With 500 Keys on this Teku VC instance, we missed 9 proposals over the last weekend.

lucassaldanha commented 1 month ago

I'm aware that running different version combinations is not best practice, but i think this is still worth mentioning

You are right! We do not recommend running different versions. All our testing is done on "parallel" versions so it is risky.

Thanks for bringing this to our attention. Will take a look to make sure it isn't related to a bug somewhere.

May I ask why you did not update your VC and only BN?

NeoPlays commented 1 month ago

May I ask why you did not update your VC and only BN?

So we're running Nodes on a bigger scale, therefore we're seperating VCs from Fullnodes. I was working on this Fullnode and decided to also run updates. As we're running fallbacks as well, i thought that if there was an issue that i couldn't spot immediately, the fallbacks would take care of it. But in this case it's a bit more complex than this.

Updating VCs with doppelgägner protection enabled also results in longer downtime.

rolfyone commented 1 month ago

Hey @NeoPlays, just curious - do you have --beacon-node-ssz-blocks-enabled=false in your configuration for your VC?

rolfyone commented 1 month ago

I've done some root cause checking and posted a fix etc.

Teku VC can produce SSZ blocks (default) and submit in an api compliant way to any BN, but its JSON blocks are not beacon-api compliant due to a missing required header.

This was the VC behaviour for ever basically, so any teku VC that connects to a teku 24.10 BN is going to currently fail producing a block from their JSON payload, but the default payload is SSZ, so the issue is relatively contained.

In terms of the teku VC, it will decide to use JSON instead of default if it receives an 'unsupported media type' response when attempting to submit SSZ (415).
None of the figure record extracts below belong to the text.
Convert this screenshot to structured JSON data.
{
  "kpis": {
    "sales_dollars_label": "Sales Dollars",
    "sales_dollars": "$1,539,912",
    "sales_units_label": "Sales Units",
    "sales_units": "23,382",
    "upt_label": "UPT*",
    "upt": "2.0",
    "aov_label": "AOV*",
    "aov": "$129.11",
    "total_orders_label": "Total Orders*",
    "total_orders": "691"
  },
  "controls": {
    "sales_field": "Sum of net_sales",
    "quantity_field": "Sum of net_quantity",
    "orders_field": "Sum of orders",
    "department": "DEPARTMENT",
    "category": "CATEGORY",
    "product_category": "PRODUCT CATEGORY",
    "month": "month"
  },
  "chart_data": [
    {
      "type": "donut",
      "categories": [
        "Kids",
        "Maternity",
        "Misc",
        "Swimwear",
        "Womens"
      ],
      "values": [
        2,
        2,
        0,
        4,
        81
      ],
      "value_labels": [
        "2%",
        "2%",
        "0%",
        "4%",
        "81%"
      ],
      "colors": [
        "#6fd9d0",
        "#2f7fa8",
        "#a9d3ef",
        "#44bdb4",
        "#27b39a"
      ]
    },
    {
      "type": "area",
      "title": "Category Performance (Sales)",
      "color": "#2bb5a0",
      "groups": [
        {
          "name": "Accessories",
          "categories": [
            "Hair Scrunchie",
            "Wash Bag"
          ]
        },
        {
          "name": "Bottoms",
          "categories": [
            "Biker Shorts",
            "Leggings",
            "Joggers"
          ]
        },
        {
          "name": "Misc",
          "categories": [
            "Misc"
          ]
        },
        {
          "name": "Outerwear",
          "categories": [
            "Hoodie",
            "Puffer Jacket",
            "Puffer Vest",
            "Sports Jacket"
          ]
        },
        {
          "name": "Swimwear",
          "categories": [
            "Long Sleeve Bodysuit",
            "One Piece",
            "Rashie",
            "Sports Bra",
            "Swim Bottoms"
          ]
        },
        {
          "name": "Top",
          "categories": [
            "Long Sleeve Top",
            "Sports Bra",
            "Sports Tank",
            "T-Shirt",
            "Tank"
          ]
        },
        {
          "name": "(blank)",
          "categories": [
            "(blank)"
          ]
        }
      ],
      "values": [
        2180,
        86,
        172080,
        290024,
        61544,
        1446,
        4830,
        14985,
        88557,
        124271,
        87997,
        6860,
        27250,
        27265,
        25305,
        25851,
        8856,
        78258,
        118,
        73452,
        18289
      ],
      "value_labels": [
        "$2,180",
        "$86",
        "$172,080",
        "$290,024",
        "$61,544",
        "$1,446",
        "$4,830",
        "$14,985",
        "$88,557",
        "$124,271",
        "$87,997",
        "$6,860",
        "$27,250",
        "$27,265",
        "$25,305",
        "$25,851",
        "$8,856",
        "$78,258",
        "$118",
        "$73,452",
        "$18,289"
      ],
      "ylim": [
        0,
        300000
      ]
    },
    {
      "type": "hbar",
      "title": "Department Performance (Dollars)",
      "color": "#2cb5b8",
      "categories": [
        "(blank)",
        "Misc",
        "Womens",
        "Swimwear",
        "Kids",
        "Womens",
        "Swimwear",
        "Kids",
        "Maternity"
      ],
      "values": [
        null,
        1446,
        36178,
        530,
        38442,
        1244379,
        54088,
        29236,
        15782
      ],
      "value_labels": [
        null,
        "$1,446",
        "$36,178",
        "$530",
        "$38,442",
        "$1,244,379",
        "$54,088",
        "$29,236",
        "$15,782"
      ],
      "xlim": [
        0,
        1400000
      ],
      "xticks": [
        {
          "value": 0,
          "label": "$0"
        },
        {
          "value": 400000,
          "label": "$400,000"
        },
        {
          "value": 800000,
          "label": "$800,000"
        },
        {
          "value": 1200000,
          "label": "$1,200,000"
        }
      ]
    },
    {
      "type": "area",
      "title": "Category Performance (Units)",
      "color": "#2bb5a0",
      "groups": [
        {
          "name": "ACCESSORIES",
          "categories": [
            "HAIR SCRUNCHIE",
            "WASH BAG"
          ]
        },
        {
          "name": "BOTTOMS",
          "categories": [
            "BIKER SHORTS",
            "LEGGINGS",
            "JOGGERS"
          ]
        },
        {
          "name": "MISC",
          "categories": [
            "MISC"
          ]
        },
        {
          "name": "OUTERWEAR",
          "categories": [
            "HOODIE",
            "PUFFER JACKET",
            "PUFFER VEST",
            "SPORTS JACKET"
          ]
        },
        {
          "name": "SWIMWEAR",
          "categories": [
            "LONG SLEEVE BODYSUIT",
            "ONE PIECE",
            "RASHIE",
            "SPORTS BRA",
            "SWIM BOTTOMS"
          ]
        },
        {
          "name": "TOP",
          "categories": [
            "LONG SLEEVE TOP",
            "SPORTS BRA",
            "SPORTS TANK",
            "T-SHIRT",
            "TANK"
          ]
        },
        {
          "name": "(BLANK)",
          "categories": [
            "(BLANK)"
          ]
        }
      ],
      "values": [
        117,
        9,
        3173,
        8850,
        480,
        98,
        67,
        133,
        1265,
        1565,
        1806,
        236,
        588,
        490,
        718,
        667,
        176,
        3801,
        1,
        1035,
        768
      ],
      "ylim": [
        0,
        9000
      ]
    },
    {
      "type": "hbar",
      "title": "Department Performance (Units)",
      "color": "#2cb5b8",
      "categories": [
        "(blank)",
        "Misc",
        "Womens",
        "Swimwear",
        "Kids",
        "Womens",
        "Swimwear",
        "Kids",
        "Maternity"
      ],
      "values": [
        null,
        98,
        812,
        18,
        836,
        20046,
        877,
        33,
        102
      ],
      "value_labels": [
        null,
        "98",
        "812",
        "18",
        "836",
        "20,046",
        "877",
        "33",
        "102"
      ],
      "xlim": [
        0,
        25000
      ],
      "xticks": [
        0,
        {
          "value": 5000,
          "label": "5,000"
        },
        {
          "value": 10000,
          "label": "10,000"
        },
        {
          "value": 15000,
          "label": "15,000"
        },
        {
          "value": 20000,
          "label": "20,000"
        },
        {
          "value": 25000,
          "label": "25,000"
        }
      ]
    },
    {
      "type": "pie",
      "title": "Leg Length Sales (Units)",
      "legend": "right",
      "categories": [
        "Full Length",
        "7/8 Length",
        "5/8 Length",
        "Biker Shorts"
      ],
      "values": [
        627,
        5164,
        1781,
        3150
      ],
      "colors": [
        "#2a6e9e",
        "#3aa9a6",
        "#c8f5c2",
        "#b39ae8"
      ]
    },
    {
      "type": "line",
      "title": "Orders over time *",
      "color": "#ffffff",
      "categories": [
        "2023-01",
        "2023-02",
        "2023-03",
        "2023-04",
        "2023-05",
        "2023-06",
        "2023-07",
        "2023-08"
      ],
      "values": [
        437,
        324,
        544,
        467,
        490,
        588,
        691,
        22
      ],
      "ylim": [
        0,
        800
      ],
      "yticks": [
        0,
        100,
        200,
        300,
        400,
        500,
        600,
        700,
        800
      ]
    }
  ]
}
This should be unusual. The other most likely time is when the configuration specifically sets beacon-node-ssz-blocks-enabled=false. It would be recommended to not set to false currently on your VC.

Teku 24.10 BN will be compatible with SSZ blocks, but not JSON blocks produced from Teku 24.10.2 or earlier VC. The acceptance test surface has been broadened to include a standalone VC producing JSON blocks so that this problem is visible if it should happen again.

This will affect teku VC users specifying --beacon-node-ssz-blocks-enabled=false or if an SSZ block production flow fails and the VC decides it needs to fall back to a JSON payload.

rolfyone commented 1 month ago
tested more: BN VC Json Blocks SSZ Blocks
24.8 24.8
24.8 24.10
24.10 24.8
24.10 24.10

The block production BN changed in #8522 (22 august) ultimately. 24.8.0 release was (8 aug) so this does track with the problem description.

Basically this means that 24.8 BN did not require Eth-Consensus-Version, and 24.10 BN does.

One potential good solution would be to not require that header so that its more compatible. This is technically off spec, but we'll see if we want to make that change given the above table.

It's possibly cleaner to fix the VC for Json and acknowledge the missed breaking change, and be consistent with the specification.

NeoPlays commented 1 month ago

Hey @NeoPlays, just curious - do you have --beacon-node-ssz-blocks-enabled=false in your configuration for your VC?

sorry for the late reply, for the sake of completeness: yes we were running --beacon-node-ssz-blocks-enabled=false. thank you for this in depth analysis. 🙏🏼

rolfyone commented 1 month ago

for the sake of completeness: yes we were running --beacon-node-ssz-blocks-enabled=false. thank you for this in depth analysis. 🙏🏼

perfect - so as a work around you could use SSZ (default) instead and it would work (probably clear from above, just explicitly stating)